Архипелаг ГУЛАГ. Книга 2 - стр. 21
Вершиной «военных действий» между ИСЧ и АЧ был случай в 1927, когда белогвардейцы ворвались в ИСЧ, взломали несгораемый шкаф, оттуда изъяли и огласили полные списки стукачей – отныне потерянных сотрудников! Затем с каждым годом Адмчасть слабела: бывших офицеров становилось всё меньше, а всё больше уголовников ставилось туда (например, «чубаровцы» – по нашумевшему ленинградскому процессу насильников). И постепенно была одолена[43].
Да с 30-х годов начиналась и новая лагерная эра, когда и Соловки уже стали не Соловки, а рядовой «исправительно-трудовой лагерь». Всходила чёрная звезда идеолога этой эры Нафталия Френкеля, и стала высшим законом Архипелага его формула:
«От заключённого нам надо взять всё в первые три месяца – а потом он нам не нужен!»
Да где ж те Савватий с Зосимой и Германом?

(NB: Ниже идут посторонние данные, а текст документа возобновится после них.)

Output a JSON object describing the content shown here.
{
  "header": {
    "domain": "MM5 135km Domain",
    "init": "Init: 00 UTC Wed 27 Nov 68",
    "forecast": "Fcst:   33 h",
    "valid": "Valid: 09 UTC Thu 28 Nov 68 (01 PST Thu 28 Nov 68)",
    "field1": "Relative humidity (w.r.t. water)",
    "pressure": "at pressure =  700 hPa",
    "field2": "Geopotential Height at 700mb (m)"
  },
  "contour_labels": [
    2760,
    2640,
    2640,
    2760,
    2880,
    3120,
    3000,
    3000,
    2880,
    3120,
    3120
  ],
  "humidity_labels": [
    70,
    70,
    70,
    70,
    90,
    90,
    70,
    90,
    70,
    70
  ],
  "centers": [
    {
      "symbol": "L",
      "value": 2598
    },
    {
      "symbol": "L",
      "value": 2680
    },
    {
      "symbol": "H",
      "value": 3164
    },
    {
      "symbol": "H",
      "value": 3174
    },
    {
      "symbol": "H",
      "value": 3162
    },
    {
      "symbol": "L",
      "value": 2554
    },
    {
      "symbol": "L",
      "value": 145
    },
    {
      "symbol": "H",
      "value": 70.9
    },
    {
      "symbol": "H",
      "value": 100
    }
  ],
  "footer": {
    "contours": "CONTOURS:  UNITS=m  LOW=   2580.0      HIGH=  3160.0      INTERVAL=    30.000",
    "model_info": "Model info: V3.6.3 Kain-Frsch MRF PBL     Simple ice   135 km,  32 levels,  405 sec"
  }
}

Да кто ж это придумал – жить под Полярным Кругом, где скот не водится, рыба не ловится, хлеб и овощи не растут?
О, мастера по разорению цветущей земли! Чтобы так быстро – за год, за два – привести образцовое монастырское хозяйство в полный и необратимый упадок! Как же это удалось? Грабили и вывозили? Или доконали всё на месте? И, тысячи имея незанятых рук, – ничего не уметь добыть из земли.
Только вольным – молоко, сметана, да свежее мясо, да отменная капуста отца Мефодия. А заключённым – гнилая треска, солёная или сушёная; худая баланда с перловой или пшённой крупой без картошки, никогда ни щей, ни борщей. И вот – цынга, и даже «канцелярские роты» в нарывах, а уж общие… С дальних командировок возвращаются «этапы на карачках» (так и ползут от пристани на четырёх ногах).
Из денежных (из дому) переводов можно использовать в месяц 9 рублей – есть ларёк в часовне Германа. А посылка – в месяц одна, её вскрывает ИСЧ, и, если не дашь им взятки, объявят, что многое из присланного тебе не положено, например крупа. В Никольской церкви и в Успенском соборе растут нары – до четырёхэтажных. Не просторней живёт 13-я рота у Преображенского собора в примыкающем корпусе. Вот у этого входа представьте стиснутую толпу: три с половиной тысячи валят к себе, возвращаясь с работы. В кубовую за кипятком – очереди по часу. По субботам вечерние проверки затягиваются глубоко в ночь (как прежние богослужения…). За санитарией, конечно, очень следят: насильственно стригут волосы и обривают бороды (также и всем священникам сряду). Ещё – обрезают полы у длинной одежды (особенно у ряс), ибо в них-то главная зараза. (У чекистов – шинели до земли.) Правда, зимою никак не выбраться в баню с ротных нар тем больным и старым, кто сидит в белье и в мешках, вши их одолевают. (Мёртвых прячут под нары, чтобы получить на них лишнюю пайку, – хотя это и невыгодно живым: с холодеющего трупа вши переползают на тёплых, оставшихся.) В Кремле есть плохая санчасть с плохой больницей, а в глуби Соловков – никакой медицины.
Исключение только – Голгофско-Распятский скит на Анзере, штрафная командировка, где лечат… убийством. Там, в Голгофской церкви, лежат и умирают от безкормицы, от жестокостей – и ослабевшие священники, и сифилитики, и престарелые инвалиды, и молодые урки. По просьбе умирающих и чтоб облегчить свою задачу, тамошний голгофский врач даёт безнадёжным стрихнин, зимой бородатые трупы в одном белье подолгу задерживаются в церкви. Потом их ставят в притворе, прислоня к стене, – так они меньше занимают места. А вынеся наружу – сталкивают вниз с Голгофской горы.